Der Bund hat dem Beschwerdeführer Aufwendungen in der Höhe von EUR 908,-- binnen zwei Wochen bei sonstiger Exekution zu ersetzen.

Begründung

Mit dem angefochtenen Bescheid hat die belangte Behörde die Berufung des Beschwerdeführers gegen die seinen Asylantrag abweisende Entscheidung des Bundesasylamtes "gem. §§ 7 AsylG" abgewiesen und gemäß § 8 AsylG festgestellt, dass die Zurückweisung, Zurückschiebung oder Abschiebung des Beschwerdeführers "in die BR Jugoslawien" zulässig sei.

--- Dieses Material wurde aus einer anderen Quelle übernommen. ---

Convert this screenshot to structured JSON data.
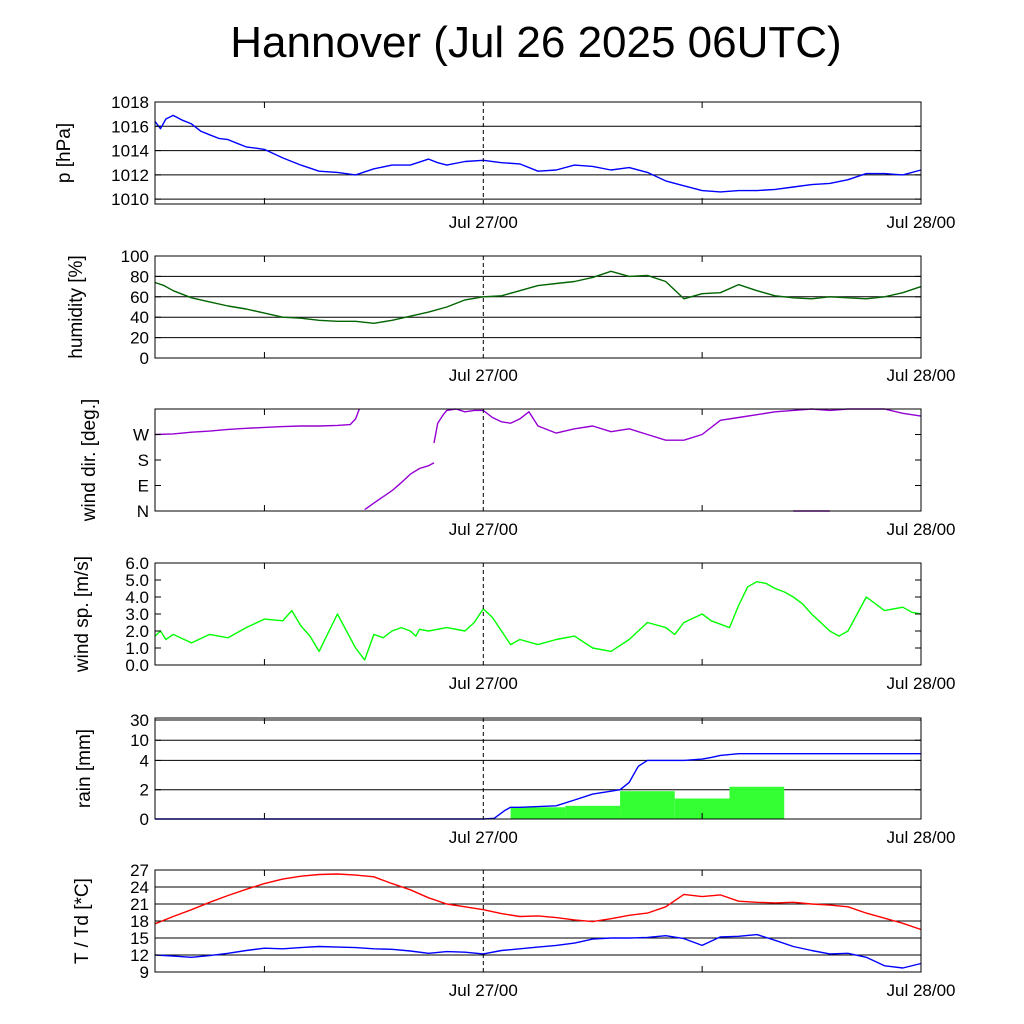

Begründend hob die belangte Behörde im Zuge der Wiedergabe des Verwaltungsgeschehens hervor, dass dem Beschwerdeführer als Verfahrensgegenstand ua die Möglichkeit und Zumutbarkeit seiner Rückkehr bzw. seines Aufenthaltes "in der BR-Jugoslawien, und zwar in den Teilrepubliken Serbien und Montenegro" zur Kenntnis gebracht worden sei. Zur Person des Beschwerdeführers traf die belangte Behörde folgende Feststellungen:

"Der (Beschwerdeführer) gehört der Volksgruppe der Roma an, ist im Kosovo geboren und hat mit seiner Familie in der Stadt Pristina gelebt.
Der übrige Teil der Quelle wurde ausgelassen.